Нравилась мне в Пошехонове и такая черта, как неудовлетворенность своей работой. Вот спорили в газетах и журналах о его повести «Кочуй», больше хвалили, а он все совершенствовал ее, сокращал и дополнял. «Кочуй» три года подряд переиздавался в «Молодой гвардии», и каждый раз — в переработанном виде.

(Как-то недавно, перебирая комплект «Резца» за 1932 год, я в одном из номеров вычитал такое, что и голова могла закружиться у молодого писателя:

«Многочисленные собрания заводских комсомольских коллективов, пленумов посвящены разбору «Кочуя». Комсомольская и литературная печать отмечали, что с выходом этой книги библиотека пролетарской литературы пополнилась значительным произведением».)

Пошехонов заметно выделялся среди молодых писателей своей серьезностью, какой-то основательностью. А то ведь разный народ тогда приходил в литературу, и особенно — в связи с «призывом в литературу». Пошехонов любил посмеяться над одним чудаком. Тот издал толстый роман из заводской жизни, который и тогда невозможно было читать, созвал друзей и недругов на шумный пир и всенародно разбил об пол гипсовый бюст Льва Толстого, стоявший на письменном столе. Мол, хватит, покрасовались, господа дворяне, теперь наш черед, писателей из народа, «призванных»!.. Юбиляр всюду произносил дерзкие речи, всюду ниспровергал классиков.

Пошехонов писал на актуальную для тех лет, как и сегодня, рабочую тему. Его называли не иначе, как «писатель рабочей молодежи» или «певец рабочей темы». И достоинства, и недостатки его первой повести были характерны для прозы тех лет. К достоинствам можно отнести уже то, что она не описательна, видна серьезная работа автора над языком, хотя, конечно, и недостатки очевидны, и прежде всего — схематичность многих образов. Правда, сам Кочуй, этот вчерашний деревенский парень, приехавший в город и перевоспитавшийся на большом заводе в сознательного рабочего, во многом удался Пошехонову. Кочуй встает со страниц повести живой, со всеми своими мелкособственническими предрассудками, анархизмом, но в то же время это и человек обаятельный, душевный.

Пошехонов как писатель рос от книги к книге. Это хорошо было видно тогда, видно и теперь. Перечитав в хронологическом порядке сперва «Кочуй», потом — «Сверстники», потом — «Караваны», я в этом еще раз убедился недавно. Для своего времени, когда только нащупывались пути к рабочей, производственной теме, его произведения были заметным явлением в молодой ленинградской прозе. А в «Караванах» были уже и серьезные художнические достоинства. В 1934 году повесть печаталась в журнале «Литературный современник». У Пошехонова выработалась уже своя стилистика, свое видение мира, были свои полюбившиеся герои.

Прошло всего несколько месяцев после моего знакомства с Александром Копковым в Летнем саду, и два серьезных драматических театра поставили «Царя Потапа». В БДТ имени Горького премьера состоялась в первые дни февраля 1940 года (утром и вечером, по два спектакля в день — событие исключительное!), а в Драматическом на Харьковской улице — сразу же за ней: 4 и 5 февраля.
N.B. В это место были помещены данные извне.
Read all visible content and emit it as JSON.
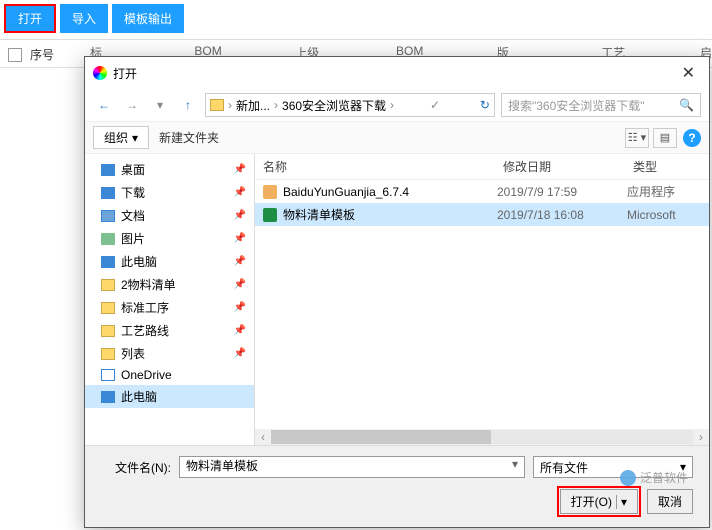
{
  "toolbar": {
    "open": "打开",
    "import": "导入",
    "export": "模板输出"
  },
  "grid": {
    "seq": "序号",
    "cols": [
      "标识",
      "BOM编号",
      "上级BOM",
      "BOM类型",
      "版本",
      "工艺路线",
      "启"
    ]
  },
  "dialog": {
    "title": "打开",
    "crumbs": {
      "a": "新加...",
      "b": "360安全浏览器下载"
    },
    "search_placeholder": "搜索\"360安全浏览器下载\"",
    "organize": "组织",
    "new_folder": "新建文件夹",
    "list_head": {
      "name": "名称",
      "date": "修改日期",
      "type": "类型"
    },
    "files": [
      {
        "icon": "exe",
        "name": "BaiduYunGuanjia_6.7.4",
        "date": "2019/7/9 17:59",
        "type": "应用程序",
        "sel": false
      },
      {
        "icon": "xls",
        "name": "物料清单模板",
        "date": "2019/7/18 16:08",
        "type": "Microsoft",
        "sel": true
      }
    ],
    "tree": [
      {
        "icon": "desktop",
        "label": "桌面",
        "pin": true
      },
      {
        "icon": "download",
        "label": "下载",
        "pin": true
      },
      {
        "icon": "doc",
        "label": "文档",
        "pin": true
      },
      {
        "icon": "pic",
        "label": "图片",
        "pin": true
      },
      {
        "icon": "pc",
        "label": "此电脑",
        "pin": true
      },
      {
        "icon": "folder",
        "label": "2物料清单",
        "pin": true
      },
      {
        "icon": "folder",
        "label": "标准工序",
        "pin": true
      },
      {
        "icon": "folder",
        "label": "工艺路线",
        "pin": true
      },
      {
        "icon": "folder",
        "label": "列表",
        "pin": true
      },
      {
        "icon": "cloud",
        "label": "OneDrive",
        "pin": false
      },
      {
        "icon": "pc",
        "label": "此电脑",
        "pin": false,
        "sel": true
      }
    ],
    "filename_label": "文件名(N):",
    "filename_value": "物料清单模板",
    "filetype": "所有文件",
    "open_btn": "打开(O)",
    "cancel_btn": "取消"
  },
  "watermark": "泛普软件"
}
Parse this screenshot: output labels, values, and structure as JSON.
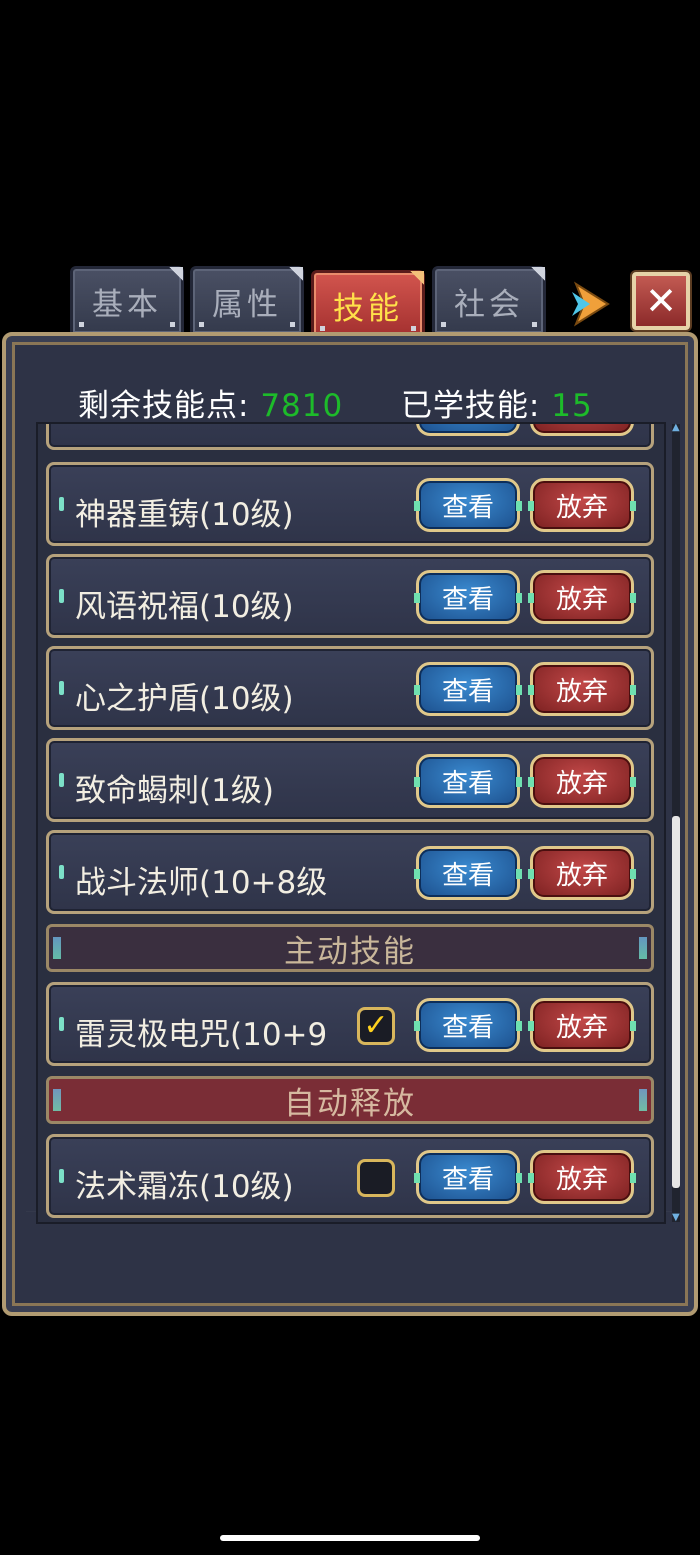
{
  "tabs": [
    {
      "label": "基本",
      "active": false
    },
    {
      "label": "属性",
      "active": false
    },
    {
      "label": "技能",
      "active": true
    },
    {
      "label": "社会",
      "active": false
    }
  ],
  "header": {
    "points_label": "剩余技能点:",
    "points_value": "7810",
    "learned_label": "已学技能:",
    "learned_value": "15"
  },
  "buttons": {
    "view": "查看",
    "drop": "放弃",
    "close": "✕"
  },
  "skills": [
    {
      "name": "神器重铸(10级)"
    },
    {
      "name": "风语祝福(10级)"
    },
    {
      "name": "心之护盾(10级)"
    },
    {
      "name": "致命蝎刺(1级)"
    },
    {
      "name": "战斗法师(10+8级"
    }
  ],
  "active_section": {
    "title": "主动技能",
    "skill": {
      "name": "雷灵极电咒(10+9",
      "checked": true
    }
  },
  "auto_section": {
    "title": "自动释放",
    "skill": {
      "name": "法术霜冻(10级)",
      "checked": false
    }
  },
  "colors": {
    "accent_green": "#1dbb2a",
    "active_tab_text": "#ffe14a",
    "panel_bg": "#2e3346"
  }
}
Об этой пьесе тогда только и было разговоров в театральной и писательской среде. Много было и споров о том, у кого пьеса лучше — у Бабочкина или у Юренина, у двух режиссеров-постановщиков. Все пери поставлена петии постановки «Царя Потапа», которая на первых порах шла очень трудно, — к тому же имела два варианта концовки! — и я, и другие сотрудники «Звезды» хорошо знали от Сергея Цимбала, одного из активных авторов журнала, часто тогда выступавшего на его страницах с серьезными проблемными статьями о театре. (Когда эти воспоминания уже были сданы в печать, известный ленинградский театровед С. Л. Цимбал скоропостижно скончался.)
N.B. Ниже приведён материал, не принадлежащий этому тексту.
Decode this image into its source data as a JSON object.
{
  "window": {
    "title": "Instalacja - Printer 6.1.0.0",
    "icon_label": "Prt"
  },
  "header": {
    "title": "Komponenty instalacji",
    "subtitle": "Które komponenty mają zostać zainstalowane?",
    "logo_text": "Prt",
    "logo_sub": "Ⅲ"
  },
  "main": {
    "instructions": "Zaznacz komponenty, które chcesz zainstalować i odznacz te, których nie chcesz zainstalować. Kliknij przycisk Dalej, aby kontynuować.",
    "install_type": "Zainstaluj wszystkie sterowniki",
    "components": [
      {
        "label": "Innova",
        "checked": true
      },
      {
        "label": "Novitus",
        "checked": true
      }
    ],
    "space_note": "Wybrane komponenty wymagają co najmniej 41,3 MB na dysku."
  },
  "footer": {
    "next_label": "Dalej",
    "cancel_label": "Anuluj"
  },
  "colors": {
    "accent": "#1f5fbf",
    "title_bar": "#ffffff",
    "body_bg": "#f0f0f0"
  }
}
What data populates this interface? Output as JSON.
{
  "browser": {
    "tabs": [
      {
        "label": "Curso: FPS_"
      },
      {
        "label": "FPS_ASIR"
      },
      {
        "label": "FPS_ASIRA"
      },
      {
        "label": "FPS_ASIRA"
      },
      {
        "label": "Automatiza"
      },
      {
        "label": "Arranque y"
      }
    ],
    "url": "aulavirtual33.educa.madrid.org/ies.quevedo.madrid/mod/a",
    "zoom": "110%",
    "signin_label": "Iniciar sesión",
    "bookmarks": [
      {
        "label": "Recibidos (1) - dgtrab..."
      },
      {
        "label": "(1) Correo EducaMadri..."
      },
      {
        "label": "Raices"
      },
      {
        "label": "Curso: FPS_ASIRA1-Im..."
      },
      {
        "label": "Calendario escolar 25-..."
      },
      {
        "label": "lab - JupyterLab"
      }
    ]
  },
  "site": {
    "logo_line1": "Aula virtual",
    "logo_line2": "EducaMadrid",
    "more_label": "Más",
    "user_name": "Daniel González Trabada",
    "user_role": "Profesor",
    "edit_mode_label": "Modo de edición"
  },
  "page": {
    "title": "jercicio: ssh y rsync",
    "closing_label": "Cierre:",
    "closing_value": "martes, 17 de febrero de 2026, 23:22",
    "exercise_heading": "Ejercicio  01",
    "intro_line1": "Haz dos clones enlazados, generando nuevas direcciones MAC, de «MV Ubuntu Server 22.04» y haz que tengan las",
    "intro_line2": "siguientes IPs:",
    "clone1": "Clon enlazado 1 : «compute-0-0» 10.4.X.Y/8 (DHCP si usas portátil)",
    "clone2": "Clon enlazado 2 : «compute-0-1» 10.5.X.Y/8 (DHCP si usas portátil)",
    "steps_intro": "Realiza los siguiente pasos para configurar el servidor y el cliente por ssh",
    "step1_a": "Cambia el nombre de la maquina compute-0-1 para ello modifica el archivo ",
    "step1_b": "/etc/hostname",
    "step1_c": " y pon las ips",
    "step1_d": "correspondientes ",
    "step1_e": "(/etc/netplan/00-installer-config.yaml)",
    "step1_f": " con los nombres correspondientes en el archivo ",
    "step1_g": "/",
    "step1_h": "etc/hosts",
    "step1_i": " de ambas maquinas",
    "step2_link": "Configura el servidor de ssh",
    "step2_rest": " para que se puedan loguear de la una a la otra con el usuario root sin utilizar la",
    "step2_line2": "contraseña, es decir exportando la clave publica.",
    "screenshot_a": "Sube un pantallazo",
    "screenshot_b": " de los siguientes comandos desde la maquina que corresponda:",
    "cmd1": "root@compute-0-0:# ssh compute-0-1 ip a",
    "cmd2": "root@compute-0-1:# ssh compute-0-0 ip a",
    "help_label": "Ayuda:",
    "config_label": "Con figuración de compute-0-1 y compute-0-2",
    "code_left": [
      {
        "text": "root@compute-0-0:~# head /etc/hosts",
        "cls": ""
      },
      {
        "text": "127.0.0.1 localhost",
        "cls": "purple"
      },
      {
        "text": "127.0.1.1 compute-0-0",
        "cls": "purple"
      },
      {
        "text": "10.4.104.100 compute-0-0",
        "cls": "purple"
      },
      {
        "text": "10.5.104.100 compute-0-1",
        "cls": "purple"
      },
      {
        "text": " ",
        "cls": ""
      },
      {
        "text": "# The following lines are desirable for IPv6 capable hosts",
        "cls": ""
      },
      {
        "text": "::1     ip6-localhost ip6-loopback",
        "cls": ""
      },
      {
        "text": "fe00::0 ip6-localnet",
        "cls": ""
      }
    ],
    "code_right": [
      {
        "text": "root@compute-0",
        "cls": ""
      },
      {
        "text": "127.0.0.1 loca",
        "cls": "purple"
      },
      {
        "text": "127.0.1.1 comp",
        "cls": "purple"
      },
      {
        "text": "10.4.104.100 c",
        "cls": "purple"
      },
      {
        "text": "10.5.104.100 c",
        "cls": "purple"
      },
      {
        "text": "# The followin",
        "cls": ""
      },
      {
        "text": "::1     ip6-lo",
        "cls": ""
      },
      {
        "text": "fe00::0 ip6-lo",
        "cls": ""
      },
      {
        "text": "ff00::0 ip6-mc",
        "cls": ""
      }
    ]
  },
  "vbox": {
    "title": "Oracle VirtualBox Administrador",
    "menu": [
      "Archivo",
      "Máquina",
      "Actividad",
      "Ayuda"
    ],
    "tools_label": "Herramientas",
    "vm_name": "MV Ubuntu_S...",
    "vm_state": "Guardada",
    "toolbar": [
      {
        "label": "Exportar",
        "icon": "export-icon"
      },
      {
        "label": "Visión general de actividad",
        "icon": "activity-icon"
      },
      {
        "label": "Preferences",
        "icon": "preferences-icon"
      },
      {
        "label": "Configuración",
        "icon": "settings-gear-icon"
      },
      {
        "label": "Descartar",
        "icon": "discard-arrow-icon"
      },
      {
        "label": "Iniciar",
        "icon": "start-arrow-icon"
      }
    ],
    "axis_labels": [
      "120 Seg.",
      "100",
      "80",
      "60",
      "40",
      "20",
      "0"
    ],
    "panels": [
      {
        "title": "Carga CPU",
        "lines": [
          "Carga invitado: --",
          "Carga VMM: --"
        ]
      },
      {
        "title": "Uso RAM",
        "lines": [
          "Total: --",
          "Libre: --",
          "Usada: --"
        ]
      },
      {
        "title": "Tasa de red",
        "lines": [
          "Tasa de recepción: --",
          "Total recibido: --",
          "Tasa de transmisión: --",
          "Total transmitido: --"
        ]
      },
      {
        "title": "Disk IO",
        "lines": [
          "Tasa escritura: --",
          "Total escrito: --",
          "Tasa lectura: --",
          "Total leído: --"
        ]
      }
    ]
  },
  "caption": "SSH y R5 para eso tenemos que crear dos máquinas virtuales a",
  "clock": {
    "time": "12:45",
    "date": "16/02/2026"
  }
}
Многих писателей, забегавших тогда в редакцию просто посидеть и поговорить после того, как они заканчивали свои дела в верхних этажах Союза писателей или в библиотеке, в постановке пьесы у Бабочкина смущал некоторый налет натурализма, им больше нравилась пьеса в постановке Юренина, где она будто бы игралась в чисто психологическом плане, без излишних атрибутов деревенского быта.
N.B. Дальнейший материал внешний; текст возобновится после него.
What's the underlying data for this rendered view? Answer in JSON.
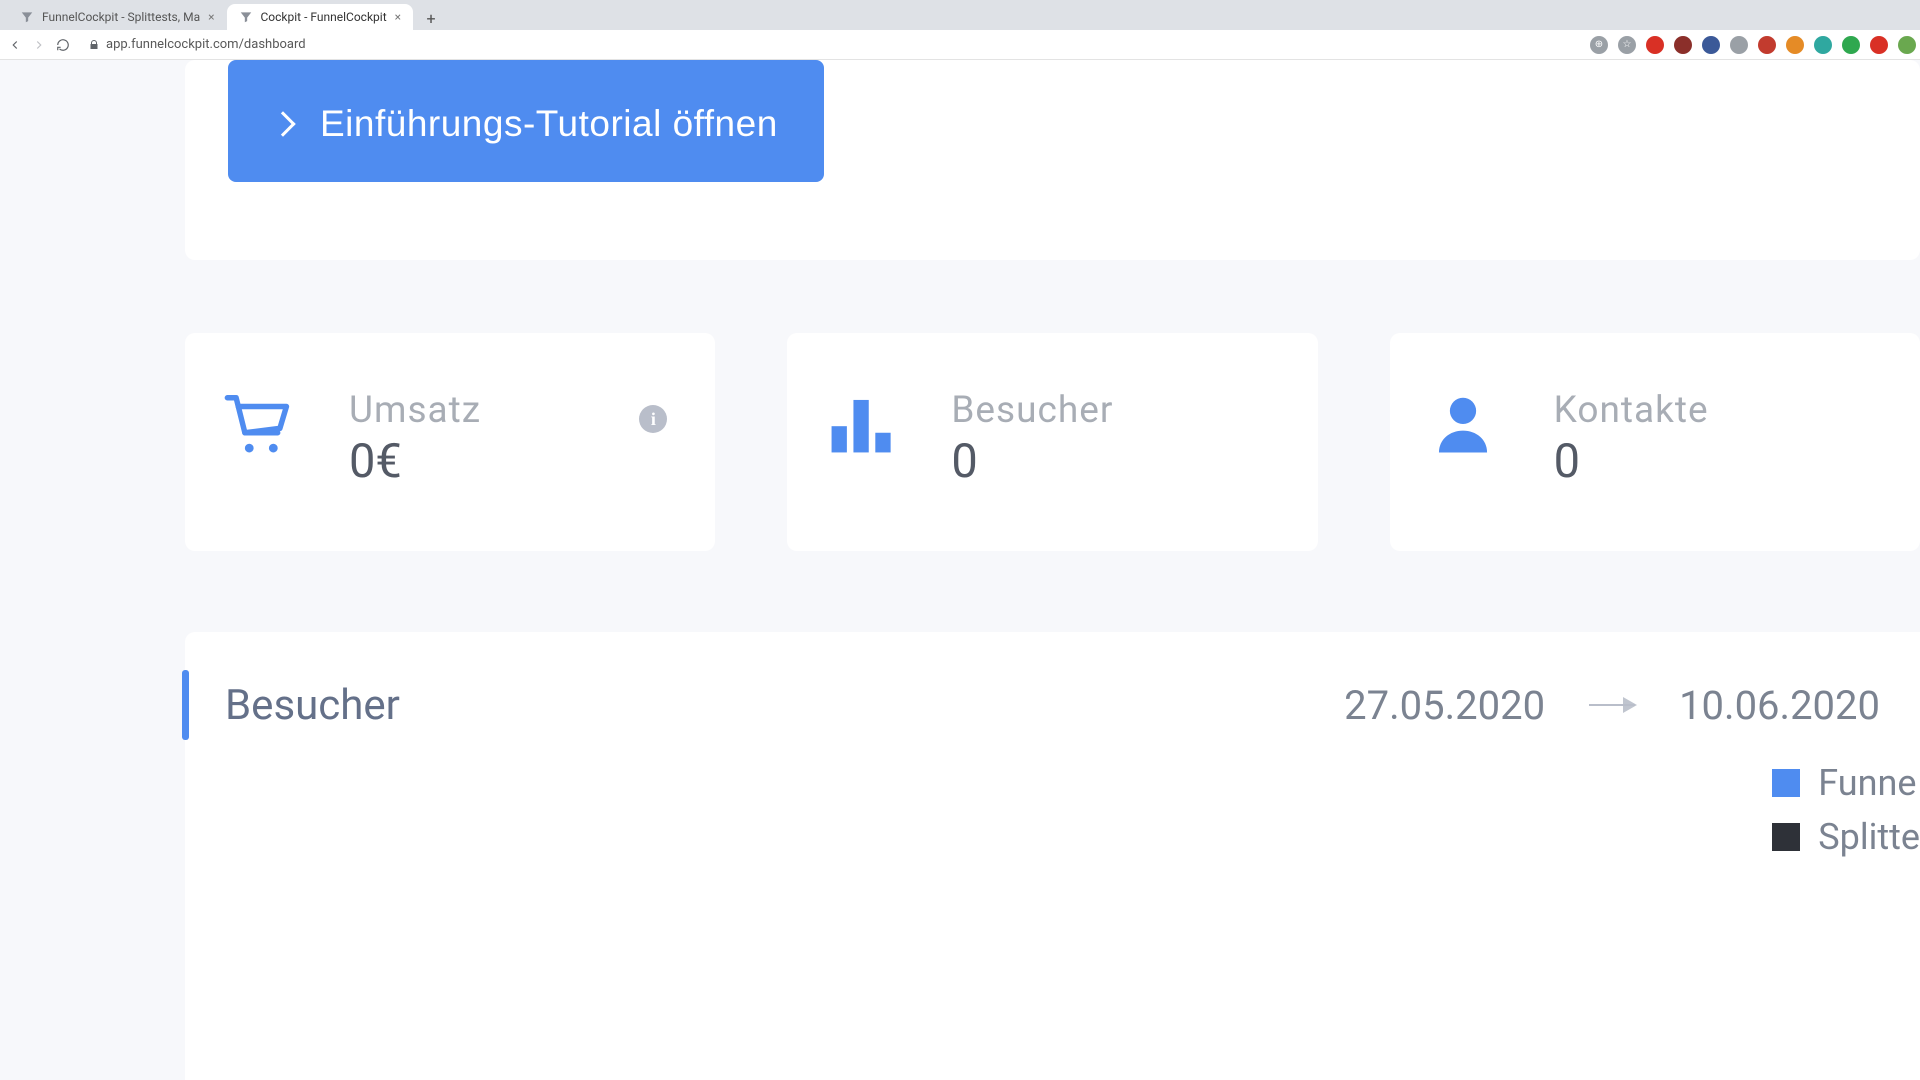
{
  "browser": {
    "tabs": [
      {
        "title": "FunnelCockpit - Splittests, Ma",
        "active": false
      },
      {
        "title": "Cockpit - FunnelCockpit",
        "active": true
      }
    ],
    "url_display": "app.funnelcockpit.com/dashboard",
    "toolbar_icons": [
      {
        "name": "site-info",
        "color": "#9aa0a6",
        "glyph": "⊕"
      },
      {
        "name": "star",
        "color": "#9aa0a6",
        "glyph": "☆"
      },
      {
        "name": "ext-red-1",
        "color": "#d93025",
        "glyph": ""
      },
      {
        "name": "ext-darkred",
        "color": "#8b2f2a",
        "glyph": ""
      },
      {
        "name": "ext-fb",
        "color": "#3b5998",
        "glyph": ""
      },
      {
        "name": "ext-gray-1",
        "color": "#9aa0a6",
        "glyph": ""
      },
      {
        "name": "ext-red-2",
        "color": "#c23b2e",
        "glyph": ""
      },
      {
        "name": "ext-orange",
        "color": "#e58b26",
        "glyph": ""
      },
      {
        "name": "ext-teal",
        "color": "#2fa8a0",
        "glyph": ""
      },
      {
        "name": "ext-green",
        "color": "#2fa84f",
        "glyph": ""
      },
      {
        "name": "ext-red-3",
        "color": "#d93025",
        "glyph": ""
      },
      {
        "name": "avatar",
        "color": "#6aa84f",
        "glyph": ""
      },
      {
        "name": "chrome-menu",
        "color": "#f0c14b",
        "glyph": ""
      }
    ]
  },
  "intro": {
    "tutorial_button": "Einführungs-Tutorial öffnen"
  },
  "stats": {
    "revenue": {
      "label": "Umsatz",
      "value": "0€"
    },
    "visitors": {
      "label": "Besucher",
      "value": "0"
    },
    "contacts": {
      "label": "Kontakte",
      "value": "0"
    }
  },
  "visitors_panel": {
    "title": "Besucher",
    "date_from": "27.05.2020",
    "date_to": "10.06.2020",
    "legend": {
      "series_a": "Funne",
      "series_b": "Splitte"
    }
  }
}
Но встречался я и с другими суждениями. Писатели, хорошо знавшие сцену, опровергали доводы «сторонников Юренина». По их отзывам, несопоставимы были мастерство и талант этих двух режиссеров. Бабочкин сразу же обнаружил своеобразие своего режиссерского таланта, что же касается Юренина, то это был, судя по отзывам, довольно-таки традиционный ремесленник. Несоизмеримы были и актерские уровни двух спектаклей, в частности Полицеймако и Петровский. Так что само упоминание о «натурализме» в одном случае и «психологизме» — в другом имело смысл чисто внешний.